First designed in 1950 for the Italian navy and worn by both officers and commandos for much of the mid-twentieth century, the Luminor quickly became a favorite among seafaring types and watch aficionados alike.
This was partly due to its clean, elegant design, but also thanks to a laundry list of technological innovations. The latter includes Panerai’s patented luminescent “Luminor” compound, which, aside from giving the watch its name, also dramatically increased its under-water visibility. The reinforced lugs made from the same block of steel as the case increased its water resistance, and the crown-protecting bridge made it even more durable—and gave it one of its most distinguishing features.
Though the original Luminor 1950 easily qualifies as a classic, the one drawback was its bulkiness. Enter the Luminor Due. First released in 2016, the Due preserves the styling of the original, but with a slimmer case, becomes much easier to wear. Despite its smaller package, it still retains many of its prized hallmarks (plus a few new ones).
Add the fact that it’s mechanical, and you have a timepiece that’s pretty hard to beat. Just in case you need a little more convincing, here’s more on what makes the Luminor Due a true modern classic.
It’s the Perfect Size for Every Wrist.
While some people like the heft of a bulky watch, not everyone is blessed with the meaty wrist of a professional baseball power hitter. That makes the Luminor Due a far more wearable watch than its predecessor. Measuring between 38 and 45 mm in diameter depending on the style, and with a case that’s nearly 40 percent slimmer than the original, this Luminor update is the thinnest and most versatile watch in Panerai’s lineup.
The mechanics of the newer Luminor Due range also take up less space, though it still has its iconic cushion-shaped case. The dial is classically minimalist, with Arabic numerals and, depending on the model, either baton-shaped indexes between them or the sportier Arabic-and-stick dial with luminous dots at the numbers.

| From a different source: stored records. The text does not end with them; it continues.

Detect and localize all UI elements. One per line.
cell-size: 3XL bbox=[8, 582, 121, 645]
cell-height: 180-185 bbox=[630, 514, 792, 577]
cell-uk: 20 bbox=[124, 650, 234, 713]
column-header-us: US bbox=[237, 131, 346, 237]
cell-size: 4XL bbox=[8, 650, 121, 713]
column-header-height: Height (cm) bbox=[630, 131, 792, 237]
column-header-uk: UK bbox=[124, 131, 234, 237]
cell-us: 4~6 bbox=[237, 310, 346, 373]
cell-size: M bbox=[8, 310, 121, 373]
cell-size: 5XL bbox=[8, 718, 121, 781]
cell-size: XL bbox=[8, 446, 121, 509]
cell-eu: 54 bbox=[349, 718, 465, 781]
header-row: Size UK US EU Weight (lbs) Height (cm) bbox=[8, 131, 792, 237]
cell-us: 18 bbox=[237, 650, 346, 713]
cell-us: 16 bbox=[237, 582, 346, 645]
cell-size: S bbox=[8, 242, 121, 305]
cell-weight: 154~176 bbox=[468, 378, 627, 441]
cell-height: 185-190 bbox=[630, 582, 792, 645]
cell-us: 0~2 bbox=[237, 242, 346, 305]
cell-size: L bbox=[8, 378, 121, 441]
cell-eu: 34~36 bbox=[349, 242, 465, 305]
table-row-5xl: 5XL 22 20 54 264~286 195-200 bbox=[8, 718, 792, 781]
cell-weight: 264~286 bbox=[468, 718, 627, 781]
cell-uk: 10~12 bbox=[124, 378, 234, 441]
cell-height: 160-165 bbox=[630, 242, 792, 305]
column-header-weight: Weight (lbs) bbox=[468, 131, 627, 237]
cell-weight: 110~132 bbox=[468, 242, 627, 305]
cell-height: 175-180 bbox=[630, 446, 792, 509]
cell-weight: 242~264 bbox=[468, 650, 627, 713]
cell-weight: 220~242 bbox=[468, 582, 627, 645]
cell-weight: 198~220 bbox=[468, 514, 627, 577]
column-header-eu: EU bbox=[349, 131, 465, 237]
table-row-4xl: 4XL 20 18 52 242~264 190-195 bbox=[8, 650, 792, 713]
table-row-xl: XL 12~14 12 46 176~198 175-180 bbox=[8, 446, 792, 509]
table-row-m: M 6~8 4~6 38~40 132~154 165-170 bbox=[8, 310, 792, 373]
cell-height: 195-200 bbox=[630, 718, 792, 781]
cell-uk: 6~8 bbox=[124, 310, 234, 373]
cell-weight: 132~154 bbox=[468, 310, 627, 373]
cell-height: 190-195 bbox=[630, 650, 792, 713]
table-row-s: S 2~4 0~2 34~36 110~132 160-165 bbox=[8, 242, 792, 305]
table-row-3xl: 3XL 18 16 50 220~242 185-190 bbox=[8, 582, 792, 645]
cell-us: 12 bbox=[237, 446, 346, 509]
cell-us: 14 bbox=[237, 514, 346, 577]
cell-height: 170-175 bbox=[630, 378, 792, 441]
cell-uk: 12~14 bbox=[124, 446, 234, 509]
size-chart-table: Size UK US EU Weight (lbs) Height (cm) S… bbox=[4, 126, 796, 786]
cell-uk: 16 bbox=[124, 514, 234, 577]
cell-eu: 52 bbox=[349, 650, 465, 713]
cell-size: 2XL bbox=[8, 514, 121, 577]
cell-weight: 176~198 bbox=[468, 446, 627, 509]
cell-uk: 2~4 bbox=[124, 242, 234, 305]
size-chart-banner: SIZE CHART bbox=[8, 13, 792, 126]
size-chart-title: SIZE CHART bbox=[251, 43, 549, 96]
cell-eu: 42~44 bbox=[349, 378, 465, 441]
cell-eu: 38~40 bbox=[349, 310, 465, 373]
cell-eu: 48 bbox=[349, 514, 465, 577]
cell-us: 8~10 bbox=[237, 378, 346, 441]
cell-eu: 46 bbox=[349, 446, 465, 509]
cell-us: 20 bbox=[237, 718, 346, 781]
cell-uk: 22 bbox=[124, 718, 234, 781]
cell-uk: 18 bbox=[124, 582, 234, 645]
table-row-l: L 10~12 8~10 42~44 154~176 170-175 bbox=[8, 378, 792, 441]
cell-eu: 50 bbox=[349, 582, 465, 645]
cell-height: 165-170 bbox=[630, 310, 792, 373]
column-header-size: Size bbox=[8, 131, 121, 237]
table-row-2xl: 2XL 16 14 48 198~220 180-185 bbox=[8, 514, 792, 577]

It’s Italian Craftsmanship at Its Best.
Considering that Giovanni Panerai opened his first watchmaker’s shop on Ponte alle Grazie in Florence back in 1860, it’s safe to say that the company knows a thing or two about putting together a quality timepiece. From its state-of-the-art in-house made movements with an impressive 3-day power reserve to the introduction of the new quick release strap system, everything about the Luminor Due is executed to the most exacting detail.
Especially impressive in select models is the unique micro-rotor, which is mounted off-center—the first for an automatic movement—in order to reduce its overall diameter. Long story short, it’s a watch that functions every bit as good as it looks.
It’s Extremely Durable.
When you’re designing something intended for military use, durability is an absolute must.
On the Luminor Due, the brand uses AISI 316L stainless steel, Panerai’s top-of-the-line material that’s strong and highly corrosion resistant, but also hypoallergenic (and low carbon). Plus, with up to 30-meters of water resistance, the modern Due still retains the original’s naval bona fides—so it works for no matter what your maritime adventure involves: a dive in the ocean, or just a walk through a downpour without an umbrella.